Bienvenue, vous découvrez notre village de Mesloub, commune de Mékla, Wilaya de Tizi-ouzou,  Algérie.

Livre d'or

25 message(s) dans le livre d'or

MOHAND NATHSATHI Le 25/06/2020

Azul

J’ai peur de mourir demain
Malgré le lavage des mains
Il faudra avancer masqué
Ce virus on va le coincer.

On a découvert la misère
Qui s’est répandue sur terre,
On cherche l’intelligence artificielle
Ne faut-il pas changer de logiciel ?

Elle nous a caché beaucoup de choses,
A chaque fois elle nous joue la prose
Dans le pays où tout le monde est masqué
Il est impossible de savoir la vérité.

Elle a commencé bien avant décembre,
Probablement vers octobre, novembre
Ils l’ont distribuée un peu partout dans le monde,
Ils jouent aux pompiers pyromanes qui arrivent dans la seconde.

Chez eux il n y a pas loi,
C’est l’argent qui est roi
Ils achètent tout à travers le monde
Et de leur misère ils nous inondent.

Avec eux il faut avancer masqué
Ne jamais leur dire la vérité
Ils copient tout et font leurs
Ils te laissent sur le bord de la route en pleurs.

Le 25 juin 2020

MOHAND NATHSATHI Le 24/05/2020

Azul Flawen

Amazigh.

Sur ma Thighilt Thamoqrat abîmée (montagne)
Sur mon village abandonné
Sur les chemins oubliés.
J’écris ton nom.

Sur les plages nationalisées
Sur l’école dégradée
Sur deux générations sacrifiées.
J’écris ton nom.

Sur les corps des personnes assassinées
Sur toutes les mémoires oubliées
Sur le front de cette jeunesse déshumanisée
J’écris ton nom.

Sur toutes les routes que j’ai parcourues
Sur tout ce que j’ai vu et lu
Sur la mémoire des disparus
J’écris ton nom.

Sur toutes les villes que j’ai visitées
Sur la montagne du Genêt
sur les symboles que tu m’a laissés
J’écris ton nom.

Sur cette rive de la méditerranée secouée
Sur le sable ou les rochers, des mères scrutaient
Sur elles, une photo ou un papier les yeux rivés
Sur cet horizon dans son immensité.

De ce côté-ci je cherche ton nom.

Le 21 mai 2020

Mohand NATHSATHI Le 14/05/2020

Azul Fllawen

Je suis arrivé à un âge où le jour ressemble à nuit,
Dans le noir je n’arrive à distinguer que ce qui luit
Mes jambes me portent encore mais elles n’avancent plus
Je suis couvert de honte, devant les miens je suis nu.

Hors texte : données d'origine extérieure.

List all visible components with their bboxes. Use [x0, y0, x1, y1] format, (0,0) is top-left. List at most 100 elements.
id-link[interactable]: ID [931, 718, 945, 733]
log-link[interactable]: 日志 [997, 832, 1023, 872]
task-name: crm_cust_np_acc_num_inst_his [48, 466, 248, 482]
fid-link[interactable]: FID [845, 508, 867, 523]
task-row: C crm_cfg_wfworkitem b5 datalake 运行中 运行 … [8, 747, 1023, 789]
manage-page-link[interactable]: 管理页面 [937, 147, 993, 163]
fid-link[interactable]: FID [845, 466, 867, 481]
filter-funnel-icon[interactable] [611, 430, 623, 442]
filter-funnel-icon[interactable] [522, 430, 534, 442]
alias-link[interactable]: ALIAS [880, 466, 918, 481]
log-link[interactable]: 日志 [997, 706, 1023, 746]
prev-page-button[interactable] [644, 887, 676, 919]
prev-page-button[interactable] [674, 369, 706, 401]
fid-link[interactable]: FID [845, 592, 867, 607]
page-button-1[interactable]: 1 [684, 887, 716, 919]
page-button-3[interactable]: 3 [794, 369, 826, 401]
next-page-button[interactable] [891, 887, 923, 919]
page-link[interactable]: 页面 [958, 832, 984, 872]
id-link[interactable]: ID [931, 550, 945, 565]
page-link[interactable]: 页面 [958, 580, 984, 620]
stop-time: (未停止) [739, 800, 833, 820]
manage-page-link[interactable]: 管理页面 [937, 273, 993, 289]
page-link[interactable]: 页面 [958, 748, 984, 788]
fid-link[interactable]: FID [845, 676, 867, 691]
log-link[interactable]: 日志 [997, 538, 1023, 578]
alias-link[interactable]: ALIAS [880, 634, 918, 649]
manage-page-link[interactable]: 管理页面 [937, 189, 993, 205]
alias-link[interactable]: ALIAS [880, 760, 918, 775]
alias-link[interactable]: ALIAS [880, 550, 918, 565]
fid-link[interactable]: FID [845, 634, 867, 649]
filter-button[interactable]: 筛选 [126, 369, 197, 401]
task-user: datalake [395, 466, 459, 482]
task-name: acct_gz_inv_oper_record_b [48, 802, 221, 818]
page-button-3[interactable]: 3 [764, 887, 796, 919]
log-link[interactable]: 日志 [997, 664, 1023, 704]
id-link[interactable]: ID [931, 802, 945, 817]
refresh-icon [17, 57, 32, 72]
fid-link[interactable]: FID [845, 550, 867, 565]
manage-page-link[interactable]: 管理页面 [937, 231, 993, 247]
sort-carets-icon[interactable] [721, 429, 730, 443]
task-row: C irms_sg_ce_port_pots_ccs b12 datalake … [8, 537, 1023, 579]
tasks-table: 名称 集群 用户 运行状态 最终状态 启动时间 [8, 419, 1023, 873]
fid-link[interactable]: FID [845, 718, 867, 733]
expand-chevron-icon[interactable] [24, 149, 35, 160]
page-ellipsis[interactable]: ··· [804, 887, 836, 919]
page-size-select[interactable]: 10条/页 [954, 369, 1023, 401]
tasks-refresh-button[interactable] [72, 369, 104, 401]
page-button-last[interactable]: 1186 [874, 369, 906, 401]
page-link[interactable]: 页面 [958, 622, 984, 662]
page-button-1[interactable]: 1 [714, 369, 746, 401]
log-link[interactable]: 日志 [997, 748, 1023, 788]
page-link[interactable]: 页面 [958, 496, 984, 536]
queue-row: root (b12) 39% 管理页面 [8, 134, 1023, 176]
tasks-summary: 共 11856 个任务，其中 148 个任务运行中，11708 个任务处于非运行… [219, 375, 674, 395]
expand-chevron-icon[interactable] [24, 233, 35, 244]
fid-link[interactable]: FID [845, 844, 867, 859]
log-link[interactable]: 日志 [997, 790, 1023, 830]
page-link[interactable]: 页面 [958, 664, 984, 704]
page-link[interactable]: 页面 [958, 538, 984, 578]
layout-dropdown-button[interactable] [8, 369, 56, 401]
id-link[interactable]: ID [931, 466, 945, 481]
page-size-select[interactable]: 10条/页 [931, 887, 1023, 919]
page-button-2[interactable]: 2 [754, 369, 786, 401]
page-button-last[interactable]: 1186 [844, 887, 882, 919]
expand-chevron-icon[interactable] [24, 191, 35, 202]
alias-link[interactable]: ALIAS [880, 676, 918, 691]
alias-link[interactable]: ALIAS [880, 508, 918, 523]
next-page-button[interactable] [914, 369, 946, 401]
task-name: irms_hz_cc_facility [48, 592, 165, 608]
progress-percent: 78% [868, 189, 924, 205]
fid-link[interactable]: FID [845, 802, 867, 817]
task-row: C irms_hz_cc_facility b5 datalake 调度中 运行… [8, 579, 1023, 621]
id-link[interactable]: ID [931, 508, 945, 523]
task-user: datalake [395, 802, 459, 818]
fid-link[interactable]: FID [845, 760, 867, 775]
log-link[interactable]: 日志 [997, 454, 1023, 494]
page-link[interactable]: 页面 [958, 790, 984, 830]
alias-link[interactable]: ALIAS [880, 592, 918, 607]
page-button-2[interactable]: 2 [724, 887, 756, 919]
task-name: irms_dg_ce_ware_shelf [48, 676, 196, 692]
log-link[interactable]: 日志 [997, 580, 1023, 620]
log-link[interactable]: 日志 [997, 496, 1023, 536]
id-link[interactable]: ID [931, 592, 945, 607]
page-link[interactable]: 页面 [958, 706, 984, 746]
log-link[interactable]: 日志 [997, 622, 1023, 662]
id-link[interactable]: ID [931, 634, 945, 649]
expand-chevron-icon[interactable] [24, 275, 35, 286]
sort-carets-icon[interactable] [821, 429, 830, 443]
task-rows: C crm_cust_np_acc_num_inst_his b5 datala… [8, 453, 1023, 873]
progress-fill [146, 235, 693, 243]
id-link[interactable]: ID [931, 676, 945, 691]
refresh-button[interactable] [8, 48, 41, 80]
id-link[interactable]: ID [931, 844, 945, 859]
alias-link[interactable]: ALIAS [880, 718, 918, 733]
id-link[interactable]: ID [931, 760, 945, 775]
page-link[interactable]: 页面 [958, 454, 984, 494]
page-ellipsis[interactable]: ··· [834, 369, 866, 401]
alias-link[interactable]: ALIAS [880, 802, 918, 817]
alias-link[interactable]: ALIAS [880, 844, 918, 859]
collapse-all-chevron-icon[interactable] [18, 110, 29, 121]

N’oubliez pas que la jeunesse passe vite et qu’elle n’est pas éternelle
Elle sèche vite, à un moment elle ressemble aux mamelles,
Rappelle-toi, il n’y a pas si longtemps nous sautions comme des gazelles,
Sur de grandes étendues où il n’existe pas de citadelles.

Chaque chose a son temps et le temps fait tout,
Rappelle-toi, il n’y a pas si longtemps Paris était envahi par les loups,
Aujourd’hui le loup et l’agneau sont amis, ils sont bras dessus bras dessous
Ils ont tout compris, le dialogue, la concertation, sur tout et partout

Beaucoup de jeunes de l’époque n’ont pas la chance d’avoir une descendance,
Les jours ressemblent à la nuit, loin des leurs, pas même de correspondance
La peur au ventre, sous la pluie, la neige et le soleil en tout temps ils avancent,
Le physique, le moral et tout le corps est dans une grande souffrance.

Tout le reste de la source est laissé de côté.